China’s Tech Companies Are Joining The Hyped-Up Race To Develop ChatGPT-Style Services


China’s internet companies are racing to develop their own versions of ChatGPT-style services amid the global frenzy around the conversational AI chatbot, but questions are emerging whether they can replicate the success of their U.S. rival.

At least five technology companies, ranging from Jack Ma’s e-commerce giant Alibaba to Robin Li’s search engine operator Baidu, have announced over the past few days that they are working on a tool similar to ChatGPT. An Alibaba spokesperson, for example, confirmed Wednesday morning that the company is now conducting internal tests on a ChatGPT-style bot, while Baidu said three days ago that it’s on track to officially roll out what it calls Ernie Bot in March.

Details of the new services weren’t immediately known, but what is clear is that these companies are capitalizing on the sudden interest over conversational AI technologies. Developed by San Francisco-based OpenAI, ChatGPT is expected to revolutionize internet searches by offering users information via human-like conversations.

But the innovative tool, which enabled OpenAI to pull in a $10 billion investment from Microsoft last month and will be incorporated into the tech giant’s search engine Bing, isn’t available in China yet. Merchants on Alibaba’s Taobao platform were peddling services that help people register OpenAI accounts for less than five yuan ($0.74) each, with one vendor selling more than 80 such accounts within the past month, a search on Taobao shows.

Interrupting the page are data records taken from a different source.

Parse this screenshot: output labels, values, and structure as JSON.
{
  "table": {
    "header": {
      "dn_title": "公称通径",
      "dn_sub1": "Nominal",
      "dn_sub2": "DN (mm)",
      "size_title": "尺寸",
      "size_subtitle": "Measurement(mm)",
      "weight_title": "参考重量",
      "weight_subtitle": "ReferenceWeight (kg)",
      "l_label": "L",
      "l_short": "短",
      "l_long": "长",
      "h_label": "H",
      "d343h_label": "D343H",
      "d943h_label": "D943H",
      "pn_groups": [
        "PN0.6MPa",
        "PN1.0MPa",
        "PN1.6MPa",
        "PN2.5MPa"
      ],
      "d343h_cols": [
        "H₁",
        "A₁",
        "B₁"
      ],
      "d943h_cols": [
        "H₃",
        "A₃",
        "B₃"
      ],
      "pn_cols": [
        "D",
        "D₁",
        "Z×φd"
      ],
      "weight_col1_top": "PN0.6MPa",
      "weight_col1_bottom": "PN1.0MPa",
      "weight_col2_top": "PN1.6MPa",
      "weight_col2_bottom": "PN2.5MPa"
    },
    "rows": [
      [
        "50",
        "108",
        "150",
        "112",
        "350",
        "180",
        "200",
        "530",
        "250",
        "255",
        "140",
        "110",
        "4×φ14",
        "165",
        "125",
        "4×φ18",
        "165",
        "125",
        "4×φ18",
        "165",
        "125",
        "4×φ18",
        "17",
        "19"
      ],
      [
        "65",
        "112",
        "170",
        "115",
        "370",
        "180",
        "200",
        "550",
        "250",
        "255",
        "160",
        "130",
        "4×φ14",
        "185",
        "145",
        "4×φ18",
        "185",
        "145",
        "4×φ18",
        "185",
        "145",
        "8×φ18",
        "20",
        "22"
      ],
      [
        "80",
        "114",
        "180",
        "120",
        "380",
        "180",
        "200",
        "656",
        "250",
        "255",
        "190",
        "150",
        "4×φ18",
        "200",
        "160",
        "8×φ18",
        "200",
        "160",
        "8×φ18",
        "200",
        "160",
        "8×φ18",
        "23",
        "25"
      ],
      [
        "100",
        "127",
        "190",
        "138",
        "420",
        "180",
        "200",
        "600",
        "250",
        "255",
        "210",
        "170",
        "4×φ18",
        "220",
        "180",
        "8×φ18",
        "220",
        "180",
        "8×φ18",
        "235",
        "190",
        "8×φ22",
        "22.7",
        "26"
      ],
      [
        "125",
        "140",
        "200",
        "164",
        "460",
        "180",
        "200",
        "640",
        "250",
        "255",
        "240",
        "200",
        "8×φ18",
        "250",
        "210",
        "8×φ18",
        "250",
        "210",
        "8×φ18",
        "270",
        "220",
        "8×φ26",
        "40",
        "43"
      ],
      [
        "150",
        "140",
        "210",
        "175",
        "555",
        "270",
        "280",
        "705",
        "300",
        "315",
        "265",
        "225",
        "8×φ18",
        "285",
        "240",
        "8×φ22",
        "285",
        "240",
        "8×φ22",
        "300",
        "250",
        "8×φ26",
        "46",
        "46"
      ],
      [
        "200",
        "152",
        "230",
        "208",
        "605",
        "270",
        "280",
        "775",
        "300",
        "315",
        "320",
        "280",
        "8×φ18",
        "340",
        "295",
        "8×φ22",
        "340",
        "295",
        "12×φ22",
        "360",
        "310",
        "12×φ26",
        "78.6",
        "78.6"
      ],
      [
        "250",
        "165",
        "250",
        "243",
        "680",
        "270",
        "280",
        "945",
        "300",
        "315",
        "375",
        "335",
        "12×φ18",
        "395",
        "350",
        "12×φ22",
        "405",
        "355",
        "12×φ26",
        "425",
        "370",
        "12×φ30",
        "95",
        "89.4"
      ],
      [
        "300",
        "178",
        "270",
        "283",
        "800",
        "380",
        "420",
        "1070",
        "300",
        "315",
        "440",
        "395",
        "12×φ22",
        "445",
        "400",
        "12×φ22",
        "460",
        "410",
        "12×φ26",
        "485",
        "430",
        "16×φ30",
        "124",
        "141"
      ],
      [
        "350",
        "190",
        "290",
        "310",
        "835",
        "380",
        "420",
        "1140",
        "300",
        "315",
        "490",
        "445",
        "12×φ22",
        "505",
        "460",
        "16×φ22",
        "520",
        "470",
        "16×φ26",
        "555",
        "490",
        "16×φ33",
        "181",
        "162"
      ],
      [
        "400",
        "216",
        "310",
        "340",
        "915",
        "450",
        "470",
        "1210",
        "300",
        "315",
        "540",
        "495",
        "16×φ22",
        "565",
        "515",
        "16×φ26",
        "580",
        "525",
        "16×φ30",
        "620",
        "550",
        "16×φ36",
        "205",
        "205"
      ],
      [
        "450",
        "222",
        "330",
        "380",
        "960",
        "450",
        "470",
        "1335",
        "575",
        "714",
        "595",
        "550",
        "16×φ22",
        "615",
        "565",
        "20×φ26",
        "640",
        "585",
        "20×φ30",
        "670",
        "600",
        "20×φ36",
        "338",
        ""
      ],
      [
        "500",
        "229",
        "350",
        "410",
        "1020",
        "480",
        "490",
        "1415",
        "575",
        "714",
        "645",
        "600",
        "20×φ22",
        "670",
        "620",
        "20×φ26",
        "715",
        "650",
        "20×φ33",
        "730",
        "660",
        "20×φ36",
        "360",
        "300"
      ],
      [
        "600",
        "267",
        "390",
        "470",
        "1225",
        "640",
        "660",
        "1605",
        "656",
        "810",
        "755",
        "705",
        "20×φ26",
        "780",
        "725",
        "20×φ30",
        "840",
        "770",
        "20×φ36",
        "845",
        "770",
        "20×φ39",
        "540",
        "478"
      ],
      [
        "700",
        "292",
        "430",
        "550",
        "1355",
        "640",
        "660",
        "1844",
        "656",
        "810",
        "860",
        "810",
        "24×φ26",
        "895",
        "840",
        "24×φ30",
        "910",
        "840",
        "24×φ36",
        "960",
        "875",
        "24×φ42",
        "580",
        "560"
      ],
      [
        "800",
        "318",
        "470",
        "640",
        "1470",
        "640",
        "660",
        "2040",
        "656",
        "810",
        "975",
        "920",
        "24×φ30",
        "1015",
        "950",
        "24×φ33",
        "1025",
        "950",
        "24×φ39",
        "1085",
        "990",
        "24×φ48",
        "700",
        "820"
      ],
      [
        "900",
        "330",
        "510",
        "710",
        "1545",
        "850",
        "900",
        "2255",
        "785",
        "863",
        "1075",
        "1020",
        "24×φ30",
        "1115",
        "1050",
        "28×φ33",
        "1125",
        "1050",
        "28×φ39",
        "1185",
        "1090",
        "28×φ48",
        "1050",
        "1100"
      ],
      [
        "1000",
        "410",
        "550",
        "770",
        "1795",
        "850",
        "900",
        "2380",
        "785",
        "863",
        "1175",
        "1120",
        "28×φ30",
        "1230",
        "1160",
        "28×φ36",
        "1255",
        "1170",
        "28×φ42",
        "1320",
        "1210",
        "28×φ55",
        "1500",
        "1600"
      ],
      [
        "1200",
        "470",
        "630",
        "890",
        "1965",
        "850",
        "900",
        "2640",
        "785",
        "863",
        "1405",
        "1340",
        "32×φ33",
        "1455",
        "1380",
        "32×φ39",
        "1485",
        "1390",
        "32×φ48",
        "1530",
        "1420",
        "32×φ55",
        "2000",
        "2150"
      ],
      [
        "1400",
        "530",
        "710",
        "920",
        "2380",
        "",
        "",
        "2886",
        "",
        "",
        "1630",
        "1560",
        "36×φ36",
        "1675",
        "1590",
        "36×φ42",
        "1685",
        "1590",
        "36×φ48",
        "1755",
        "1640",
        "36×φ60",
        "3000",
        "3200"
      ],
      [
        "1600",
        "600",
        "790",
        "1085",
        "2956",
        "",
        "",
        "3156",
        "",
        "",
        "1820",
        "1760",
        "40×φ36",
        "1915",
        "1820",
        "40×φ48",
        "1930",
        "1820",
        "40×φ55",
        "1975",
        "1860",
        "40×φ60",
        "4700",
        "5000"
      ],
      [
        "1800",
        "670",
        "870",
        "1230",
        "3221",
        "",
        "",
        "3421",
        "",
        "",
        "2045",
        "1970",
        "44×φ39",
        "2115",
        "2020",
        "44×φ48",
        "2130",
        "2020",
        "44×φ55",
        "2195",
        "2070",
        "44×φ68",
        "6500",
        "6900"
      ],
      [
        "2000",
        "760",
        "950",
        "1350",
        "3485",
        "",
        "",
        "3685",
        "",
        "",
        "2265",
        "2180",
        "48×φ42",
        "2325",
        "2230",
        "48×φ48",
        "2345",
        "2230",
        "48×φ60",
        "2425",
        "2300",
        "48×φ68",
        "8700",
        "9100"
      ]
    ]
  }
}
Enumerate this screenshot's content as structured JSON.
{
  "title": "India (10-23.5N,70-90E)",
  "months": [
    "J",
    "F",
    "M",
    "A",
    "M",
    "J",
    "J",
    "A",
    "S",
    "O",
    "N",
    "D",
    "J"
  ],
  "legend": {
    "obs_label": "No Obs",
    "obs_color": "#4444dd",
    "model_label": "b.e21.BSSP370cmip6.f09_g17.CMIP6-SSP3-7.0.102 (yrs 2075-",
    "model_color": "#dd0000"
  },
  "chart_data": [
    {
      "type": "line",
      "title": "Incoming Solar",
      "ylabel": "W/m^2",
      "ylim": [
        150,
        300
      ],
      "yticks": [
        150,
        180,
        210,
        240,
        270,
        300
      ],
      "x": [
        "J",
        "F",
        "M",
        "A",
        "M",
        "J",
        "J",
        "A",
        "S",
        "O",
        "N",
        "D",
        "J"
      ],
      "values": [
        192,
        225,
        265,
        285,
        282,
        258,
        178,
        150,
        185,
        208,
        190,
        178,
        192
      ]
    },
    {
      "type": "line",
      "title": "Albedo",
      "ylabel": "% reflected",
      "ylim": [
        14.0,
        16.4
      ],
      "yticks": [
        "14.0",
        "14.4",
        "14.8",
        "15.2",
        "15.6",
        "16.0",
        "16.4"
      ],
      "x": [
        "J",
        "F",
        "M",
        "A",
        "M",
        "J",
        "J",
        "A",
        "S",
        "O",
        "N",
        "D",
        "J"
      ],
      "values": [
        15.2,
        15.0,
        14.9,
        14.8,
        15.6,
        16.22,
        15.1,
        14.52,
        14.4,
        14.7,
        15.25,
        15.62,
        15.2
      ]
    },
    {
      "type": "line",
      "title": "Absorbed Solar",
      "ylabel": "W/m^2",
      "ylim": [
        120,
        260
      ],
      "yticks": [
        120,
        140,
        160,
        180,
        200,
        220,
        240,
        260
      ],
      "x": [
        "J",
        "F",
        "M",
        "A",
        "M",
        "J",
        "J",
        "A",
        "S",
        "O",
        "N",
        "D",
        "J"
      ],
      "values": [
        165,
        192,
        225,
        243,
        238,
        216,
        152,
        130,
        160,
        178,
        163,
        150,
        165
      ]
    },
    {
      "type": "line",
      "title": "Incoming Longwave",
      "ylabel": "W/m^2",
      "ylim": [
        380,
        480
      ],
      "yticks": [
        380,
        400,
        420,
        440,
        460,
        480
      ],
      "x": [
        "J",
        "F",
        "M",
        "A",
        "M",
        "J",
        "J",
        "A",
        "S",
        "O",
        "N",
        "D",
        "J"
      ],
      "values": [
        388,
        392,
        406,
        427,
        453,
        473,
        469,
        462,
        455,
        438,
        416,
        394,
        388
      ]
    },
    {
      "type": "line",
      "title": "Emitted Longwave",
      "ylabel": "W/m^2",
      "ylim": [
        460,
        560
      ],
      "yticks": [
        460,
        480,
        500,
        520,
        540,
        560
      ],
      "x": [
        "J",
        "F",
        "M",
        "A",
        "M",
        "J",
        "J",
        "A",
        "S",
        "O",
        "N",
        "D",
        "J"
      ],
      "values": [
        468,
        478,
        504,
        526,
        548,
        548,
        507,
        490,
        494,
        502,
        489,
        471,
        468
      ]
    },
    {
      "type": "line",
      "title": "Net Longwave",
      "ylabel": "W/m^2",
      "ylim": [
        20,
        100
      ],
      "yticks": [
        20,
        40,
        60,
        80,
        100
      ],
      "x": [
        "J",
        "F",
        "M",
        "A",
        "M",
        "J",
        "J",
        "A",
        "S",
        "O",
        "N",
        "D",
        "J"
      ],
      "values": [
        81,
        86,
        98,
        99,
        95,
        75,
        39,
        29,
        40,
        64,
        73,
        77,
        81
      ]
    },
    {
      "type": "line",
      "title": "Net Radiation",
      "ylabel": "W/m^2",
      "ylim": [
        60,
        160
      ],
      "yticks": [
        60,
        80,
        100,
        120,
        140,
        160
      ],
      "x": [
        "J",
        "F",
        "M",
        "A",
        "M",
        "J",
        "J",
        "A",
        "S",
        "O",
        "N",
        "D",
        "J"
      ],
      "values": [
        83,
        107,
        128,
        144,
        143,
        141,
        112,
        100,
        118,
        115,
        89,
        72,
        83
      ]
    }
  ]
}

Developing a Chinese version, however, may lead to legal complications, according to Ke Yan, head of research at Singapore-based DZT Research. Laws in mainland China are still “quite ambiguous” when it comes to data and privacy protection, potentially giving rise to questions over what information can be harnessed to train the algorithm, or how the bots use data from copyright-protected sources in answering user questions. “In China, the final boundaries of law may not be set yet,” says Ke.

And Shen Meng, managing director at Beijing-based boutique investment bank Chanson & Co., cautions that the ChatGPT-style projects probably won’ t translate into revenue gains any time soon. “The Chinese internet companies are only following after others do it first and became a sensation,” he says. “But AI is a key technology that requires long-term investment… and this underlying technology won’t bring material changes to business performance very quickly.”

Investors in mainland China, however, are undaunted and continue to chase shares of several AI-related companies including billionaire Zhou Hongyi’s Shanghai-listed 360 Security Technology, which has been soaring to its daily trading limit of 10% after announcing earlier this week that it’s also working on a ChatGPT-style bot.

International investors, on the other hand, seem to be dialing back their expectations. Baidu’s shares dropped as much as 6.3% in Hong Kong on Thursday, extending yesterday’s almost 5% decline as the initial rally over its chatbot project seems to be losing momentum.

The fall may in part be due to Google’s glitch. In its apparent haste to defend its search dominance, the U.S. tech giant inadvertently highlighted the difficulties of putting chatbot technologies to real-world use when its Bard bot provided inaccurate information when answering questions during a demo video. The mistake caused parent company Alphabet’s share price to drop 7%, which wiped out a whopping $100 billion from its market value.

And at least one Chinese company is already acknowledging the challenges that lie ahead. In a response to an investor query, 360 Security Technology said there is a “major gap” between its investment and tech prowess when compared with the latest version of ChatGPT. Its bot, for now, is only intended as an internal tool. The company emphasized in a separate stock exchange filing that its technology is a generation behind ChatGPT, and there are “major uncertainties” in its actual use.